At some point, megalomania, ego and vanity eventually give way to genuinely bizarre, deviant behavior and with Soft Power, singer/songwriter/producer Gonzales has found – and crossed – that point. On first listen to Soft Power, the average modern rock listener’s brain recoils in horror as the lead-off track “Working Together” replays every sappy sound of the Seventies from Bee Gees-esque harmonized vocals to weepy piano bar pattering to heart-warming but trite sentimentality. You find yourself hitting stop quickly. This can’t be right. There’s got to be a punch line in there that you missed. By the photo on the back cover of Soft Power, this man that looks like a walk-on extra in Rocky Horror Picture Show can’t be serious. You hit play again expecting the same opening song to not be there – but it is.
…And it isn’t a one-time diversion. There’s no chance that my reaction was unique, Gonzales stands alone in modern rock as a wholly unique figure; no one’s doing what he’s doing anymore and no one’s done it in a couple of decades. For the first six tracks of the album, the singer re-examines and faithfully reproduces the strains of such ivory-tinkling 1970s songwriters as Peter Cetera, Billy Vera and The Bee Gees complete with disco-issued, syncopated string sections that punctuate the end of verses and flourish through choruses in the up-tempo numbers and wail white-boy R&B in the slower ones. You want to cry because it’s so well-played but so anachronistically written and arranged that you don’t know what to make of it.

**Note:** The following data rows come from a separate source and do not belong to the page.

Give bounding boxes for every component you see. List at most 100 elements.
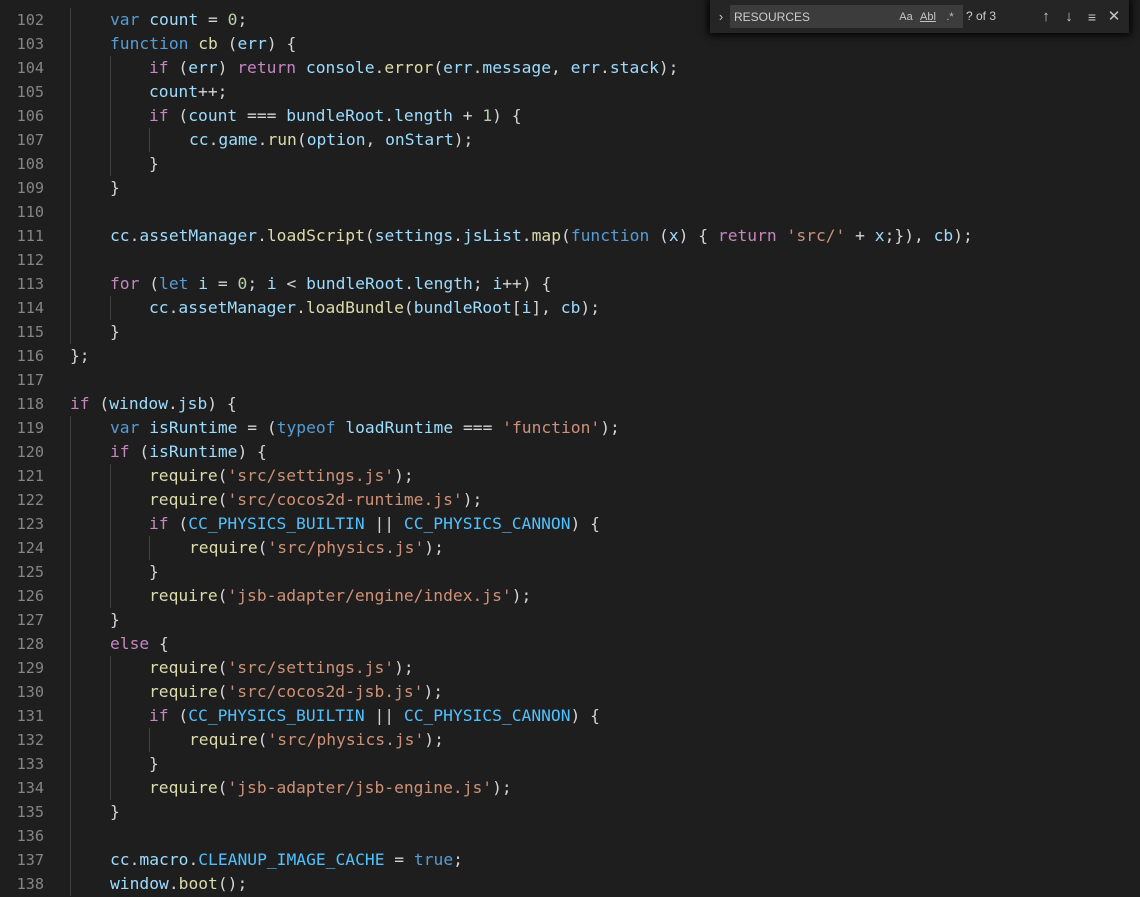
code-token: ++; — [198, 82, 228, 101]
code-token: console — [305, 58, 375, 77]
code-token: require — [149, 658, 218, 677]
indent-guide — [70, 152, 71, 176]
arrow-down-icon[interactable]: ↓ — [1059, 7, 1079, 27]
code-token: + — [845, 226, 875, 245]
code-line[interactable]: 111 cc.assetManager.loadScript(settings.j… — [0, 224, 1140, 248]
code-token: ) — [217, 58, 238, 77]
code-line[interactable]: 126 require('jsb-adapter/engine/index.js'… — [0, 584, 1140, 608]
code-line[interactable]: 117 — [0, 368, 1140, 392]
code-token: ) { — [678, 226, 718, 245]
code-token: cb — [560, 298, 581, 317]
code-text: else { — [110, 632, 169, 656]
code-line[interactable]: 121 require('src/settings.js'); — [0, 464, 1140, 488]
line-number: 114 — [16, 299, 44, 317]
code-text: require('src/settings.js'); — [149, 464, 414, 488]
code-token: game — [218, 130, 258, 149]
code-line[interactable]: 120 if (isRuntime) { — [0, 440, 1140, 464]
code-line[interactable]: 132 require('src/physics.js'); — [0, 728, 1140, 752]
code-token: 'jsb-adapter/jsb-engine.js' — [227, 778, 493, 797]
indent-guide — [110, 704, 111, 728]
code-line[interactable]: 127} — [0, 608, 1140, 632]
code-token: 'src/physics.js' — [267, 538, 425, 557]
code-token: ( — [217, 682, 228, 701]
code-line[interactable]: 130 require('src/cocos2d-jsb.js'); — [0, 680, 1140, 704]
code-line[interactable]: 110 — [0, 200, 1140, 224]
code-token: count — [149, 10, 199, 29]
code-token: . — [168, 874, 179, 893]
indent-guide — [110, 464, 111, 488]
code-line[interactable]: 136 — [0, 824, 1140, 848]
chevron-right-icon[interactable]: › — [713, 5, 729, 29]
code-line[interactable]: 118 if (window.jsb) { — [0, 392, 1140, 416]
code-token: for — [110, 274, 140, 293]
code-token: if — [149, 106, 169, 125]
code-text: cc.macro.CLEANUP_IMAGE_CACHE = true; — [110, 848, 463, 872]
code-token: || — [364, 514, 404, 533]
code-line[interactable]: 106 if (count === bundleRoot.length + 1) … — [0, 104, 1140, 128]
code-token: . — [257, 226, 267, 245]
indent-guide — [70, 608, 71, 632]
code-text: if (isRuntime) { — [110, 440, 267, 464]
indent-guide — [110, 512, 111, 536]
code-token: } — [110, 178, 120, 197]
code-text: if (err) return console.error(err.messag… — [149, 56, 678, 80]
code-token: ); — [462, 490, 483, 509]
match-whole-word-toggle[interactable]: Abl — [919, 8, 937, 26]
code-line[interactable]: 128 else { — [0, 632, 1140, 656]
line-number: 118 — [16, 395, 44, 413]
code-token: require — [189, 730, 258, 749]
code-line[interactable]: 103 function cb (err) { — [0, 32, 1140, 56]
code-line[interactable]: 125} — [0, 560, 1140, 584]
find-in-selection-icon[interactable]: ≡ — [1082, 7, 1102, 27]
code-line[interactable]: 131 if (CC_PHYSICS_BUILTIN || CC_PHYSICS_… — [0, 704, 1140, 728]
code-token: return — [717, 226, 777, 245]
code-line[interactable]: 114 cc.assetManager.loadBundle(bundleRoot… — [0, 296, 1140, 320]
code-line[interactable]: 116}; — [0, 344, 1140, 368]
code-line[interactable]: 109} — [0, 176, 1140, 200]
code-line[interactable]: 108} — [0, 152, 1140, 176]
code-editor[interactable]: 102 var count = 0; 103 function cb (err) {1… — [0, 0, 1140, 897]
code-line[interactable]: 124 require('src/physics.js'); — [0, 536, 1140, 560]
indent-guide — [110, 752, 111, 776]
line-number: 137 — [16, 851, 44, 869]
code-line[interactable]: 105 count++; — [0, 80, 1140, 104]
code-line[interactable]: 134 require('jsb-adapter/jsb-engine.js'); — [0, 776, 1140, 800]
code-token: 'function' — [502, 418, 601, 437]
code-line[interactable]: 138 window.boot(); — [0, 872, 1140, 896]
code-line[interactable]: 122 require('src/cocos2d-runtime.js'); — [0, 488, 1140, 512]
code-token: assetManager — [178, 298, 297, 317]
code-line[interactable]: 115} — [0, 320, 1140, 344]
close-icon[interactable]: ✕ — [1104, 7, 1124, 27]
code-text: window.boot(); — [110, 872, 247, 896]
code-line[interactable]: 112 — [0, 248, 1140, 272]
code-line[interactable]: 129 require('src/settings.js'); — [0, 656, 1140, 680]
code-token: < — [276, 274, 307, 293]
code-line[interactable]: 107 cc.game.run(option, onStart); — [0, 128, 1140, 152]
code-text: require('src/cocos2d-jsb.js'); — [149, 680, 443, 704]
code-line[interactable]: 133} — [0, 752, 1140, 776]
code-token: 0 — [227, 10, 238, 29]
code-line[interactable]: 123 if (CC_PHYSICS_BUILTIN || CC_PHYSICS_… — [0, 512, 1140, 536]
code-token: require — [149, 778, 218, 797]
code-token: . — [257, 130, 268, 149]
indent-guide — [70, 56, 71, 80]
code-token: ( — [139, 274, 160, 293]
code-line[interactable]: 113 for (let i = 0; i < bundleRoot.length… — [0, 272, 1140, 296]
code-line[interactable]: 104 if (err) return console.error(err.mes… — [0, 56, 1140, 80]
code-token: ); — [453, 130, 474, 149]
code-token: window — [109, 394, 169, 413]
code-line[interactable]: 137 cc.macro.CLEANUP_IMAGE_CACHE = true; — [0, 848, 1140, 872]
code-token: + — [452, 106, 483, 125]
regex-toggle[interactable]: .* — [941, 8, 959, 26]
code-line[interactable]: 119 var isRuntime = (typeof loadRuntime =… — [0, 416, 1140, 440]
arrow-up-icon[interactable]: ↑ — [1036, 7, 1056, 27]
code-token: isRuntime — [149, 442, 238, 461]
match-case-toggle[interactable]: Aa — [897, 8, 915, 26]
code-token: var — [110, 10, 140, 29]
code-token: i — [266, 274, 277, 293]
indent-guide — [149, 728, 150, 752]
line-number: 136 — [16, 827, 44, 845]
code-line[interactable]: 135} — [0, 800, 1140, 824]
code-token: ( — [168, 58, 189, 77]
code-token: cc — [189, 130, 209, 149]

Then it happens. With “Apology”, the image cracks and everything about this curious record snaps into focus: Gonzales isn’t an anachronism, what Soft Power represents is a potentially lethal combination of dry wit and remarkable instrumental prowess. “Apology” plays almost like a genuine apology to listeners for letting the joke go on so long (central line: “And all the reasons that I gave so I would not be the asshole that I am”) but there’s bliss waiting in the tracks beyond it and because of that one song too, the preceding production seems brilliant. Recontextualized in this way, “Slow Down” becomes an uproarious tribute to poor relationships and “Working Together” is still bad, but funny when you realize that your own involuntary reflex at listening isn’t the only gag.
As the album continues, the songs improve into the stark “Singing Something” and hilarious “Fortunately, Unfortunately” that are a little more rubber-faced in their mock modesty and maniacally funny in their oh-so-serious delivery. Listening to Soft Power after Gonzales’ jig is up is far more rewarding because listeners then understand where the shtick is going and why it somehow looks familiar: Gonzales is a very astute, very smart and very talented songwriter whose greatest joy is messing with his audience. Andy Kauffman would be proud.